Segunda y última parte de la primer cobertura que desde La Pantalla Invisible hacemos a la Mostra FIRE!! de este año, un festival repleto de propuestas cinematográficas enfocadas en el colectivo LGBT que ayudan a visibilizar y normalizar las narrativas sobre estas minorías. En este artículo os mostramos otras cinco películas de las que se pudieron ver durante la semana y media que duró el festival y clausuraremos la cobertura con un ranking de las mejores cintas.

They

No es raro encontrarse con que el cartel promocional de una película, de alguna forma, puede servir como indicativo de la calidad de la misma. Sin embargo, también puede ocurrir lo contrario, como ha pasado con They (íd., 2017), la ópera prima de Anahita Ghazvinizadeh que se presentó en Cannes hace poco más de un año. El film se centra en J, quien a sus catorce años toma bloqueadores hormonales para retrasar su pubertad ante sus dudas sobre su identidad de género —una fluidez representada explícitamente a través de un cuadro donde marca G o B según lo que sienta cada día—. Tras dos años de medicación, J debe tomar una decisión definitiva durante el transcurso un fin de semana que pasa con su hermana y el novio iraní de esta. They tiene una premisa interesantísima por la exploración de este tipo de cuestiones de género a una edad tan temprana, cuando básicamente aún estás descubriendo como funciona las cosas más básicas de la sociedad. El prisma desde el que se abordan estos temas contrasta con buena parte del cine LGBT, básicamente por el tono claramente positivo que predomina en todo lo que rodea al protagonista. Esto incluye un cuidado especial por la estética, creando una atmósfera que puede transmitir el estar ante una ensoñación, ante una utopía donde la aceptación y el respeto son una realidad. Además, el hecho de poner a Rhys Fehrenbacher, un actor transgénero, para interpretar a J con toda la certeza que su propia experiencia le aporta al personaje es todo un acierto. Sin embargo, el resultado final acaba siendo fallido y flojo por las intenciones de la directora de montar dos películas en una e intentar crear correlaciones simbólicas entre ambas.

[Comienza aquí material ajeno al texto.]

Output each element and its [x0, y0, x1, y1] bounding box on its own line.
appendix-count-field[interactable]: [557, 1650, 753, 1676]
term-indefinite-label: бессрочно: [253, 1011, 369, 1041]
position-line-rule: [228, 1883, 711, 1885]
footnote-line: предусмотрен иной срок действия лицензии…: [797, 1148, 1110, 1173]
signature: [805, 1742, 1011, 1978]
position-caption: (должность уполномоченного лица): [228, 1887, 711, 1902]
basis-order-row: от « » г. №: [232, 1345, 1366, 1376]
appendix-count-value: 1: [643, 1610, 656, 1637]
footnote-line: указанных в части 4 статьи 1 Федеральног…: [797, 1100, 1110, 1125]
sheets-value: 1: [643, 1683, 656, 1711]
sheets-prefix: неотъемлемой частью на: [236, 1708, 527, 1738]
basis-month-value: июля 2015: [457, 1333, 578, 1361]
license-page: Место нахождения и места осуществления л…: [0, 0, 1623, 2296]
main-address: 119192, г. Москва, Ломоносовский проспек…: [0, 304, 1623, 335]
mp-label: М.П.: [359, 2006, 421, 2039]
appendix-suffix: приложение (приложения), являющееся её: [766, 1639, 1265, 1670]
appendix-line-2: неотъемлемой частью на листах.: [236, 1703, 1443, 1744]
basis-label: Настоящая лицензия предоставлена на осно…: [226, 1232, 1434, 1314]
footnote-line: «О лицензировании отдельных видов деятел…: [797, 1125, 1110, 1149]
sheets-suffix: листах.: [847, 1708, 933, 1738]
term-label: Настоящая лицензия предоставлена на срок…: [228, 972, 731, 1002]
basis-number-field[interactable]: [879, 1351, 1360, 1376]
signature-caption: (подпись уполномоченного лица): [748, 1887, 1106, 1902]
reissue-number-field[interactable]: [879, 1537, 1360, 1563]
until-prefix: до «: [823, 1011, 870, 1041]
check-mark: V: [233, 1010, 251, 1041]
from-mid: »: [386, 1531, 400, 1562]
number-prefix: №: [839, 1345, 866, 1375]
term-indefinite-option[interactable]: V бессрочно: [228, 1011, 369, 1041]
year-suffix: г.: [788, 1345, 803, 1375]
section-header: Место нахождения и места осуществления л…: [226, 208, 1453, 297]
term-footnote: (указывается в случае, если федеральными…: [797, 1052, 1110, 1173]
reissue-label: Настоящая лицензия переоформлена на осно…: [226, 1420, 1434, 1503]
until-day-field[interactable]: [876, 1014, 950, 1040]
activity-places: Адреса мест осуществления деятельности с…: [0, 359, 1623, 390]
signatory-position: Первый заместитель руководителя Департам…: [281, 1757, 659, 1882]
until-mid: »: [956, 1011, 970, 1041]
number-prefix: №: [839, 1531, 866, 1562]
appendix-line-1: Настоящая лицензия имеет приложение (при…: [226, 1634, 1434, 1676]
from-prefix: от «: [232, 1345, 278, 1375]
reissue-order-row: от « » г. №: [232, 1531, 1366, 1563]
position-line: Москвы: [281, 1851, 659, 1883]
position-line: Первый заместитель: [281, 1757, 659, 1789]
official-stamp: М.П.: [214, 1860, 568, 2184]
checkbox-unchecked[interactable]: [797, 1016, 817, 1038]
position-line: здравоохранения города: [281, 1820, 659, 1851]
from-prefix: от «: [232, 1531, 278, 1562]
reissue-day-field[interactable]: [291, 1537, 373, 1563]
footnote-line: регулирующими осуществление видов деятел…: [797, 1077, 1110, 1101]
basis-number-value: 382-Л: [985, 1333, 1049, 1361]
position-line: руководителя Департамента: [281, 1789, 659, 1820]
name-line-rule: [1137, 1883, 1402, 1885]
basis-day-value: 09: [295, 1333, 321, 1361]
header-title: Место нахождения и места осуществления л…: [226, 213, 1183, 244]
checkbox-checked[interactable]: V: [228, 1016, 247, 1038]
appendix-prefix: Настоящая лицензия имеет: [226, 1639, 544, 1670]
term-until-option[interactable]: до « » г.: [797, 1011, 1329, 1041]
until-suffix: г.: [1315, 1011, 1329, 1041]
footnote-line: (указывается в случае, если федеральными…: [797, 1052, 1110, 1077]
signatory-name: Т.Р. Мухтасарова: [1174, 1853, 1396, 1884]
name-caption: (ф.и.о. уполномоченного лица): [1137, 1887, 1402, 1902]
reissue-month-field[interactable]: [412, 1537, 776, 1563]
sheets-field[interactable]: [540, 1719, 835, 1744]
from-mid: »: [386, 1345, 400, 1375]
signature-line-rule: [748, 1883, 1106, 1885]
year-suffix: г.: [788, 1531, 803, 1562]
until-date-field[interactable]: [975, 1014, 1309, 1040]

Y es que durante la segunda mitad del film, rodada de manera algo más tosca, el foco pasa casi exclusivamente a estar sobre la familia iraní del cuñado de J, centrándose en las complicaciones de su transición a la sociedad americana. Nacida en Teheran, es posible que Ghazvinizadeh quisiera poner un poco de ella en la película a través de esta trama, pero solo logra eclipsar todo lo bueno que se expresa y se construye visualmente en la primera mitad. [★★½] 

The Marriage

Y de la utopía pasamos a la represión latente en sociedades menos tolerantes con la libertad sexual. Ambientada en Kosovo, The Marriage (Martesa, 2017) se centra en la pareja de treintañeros formada por Bekim y Anita. Mientras planean su boda, un viejo amigo de Bekim regresa de Francia, algo que despierta todos los sentimientos latentes que ambos compartieron en el pasado y que hace peligrar el futuro que la joven pareja tiene planeado. El film de Blerta Zeqiri no innova demasiado dentro del subsubgénero de romances prohibidos en lugares conservadores, con un amor que se esconde y reprime bajo el umbral de la heteronormatividad pero que acaba saliendo a luz por las pequeñas grietas de una vida mal construida.  Es por eso que sus únicas fortalezas residen principalmente en la localización geográfica, un país muy joven y con un conflicto armado aún latente en la memoria —dando pie a alguna que otra interpretación simbólica—, y en el trabajo del reparto a la hora de hacer convincente los desajustes sentimentales la historia, algo que el triángulo formado por Alban Ukaj, Adriana Matoshi y Genc Salihu cumple. [★★½]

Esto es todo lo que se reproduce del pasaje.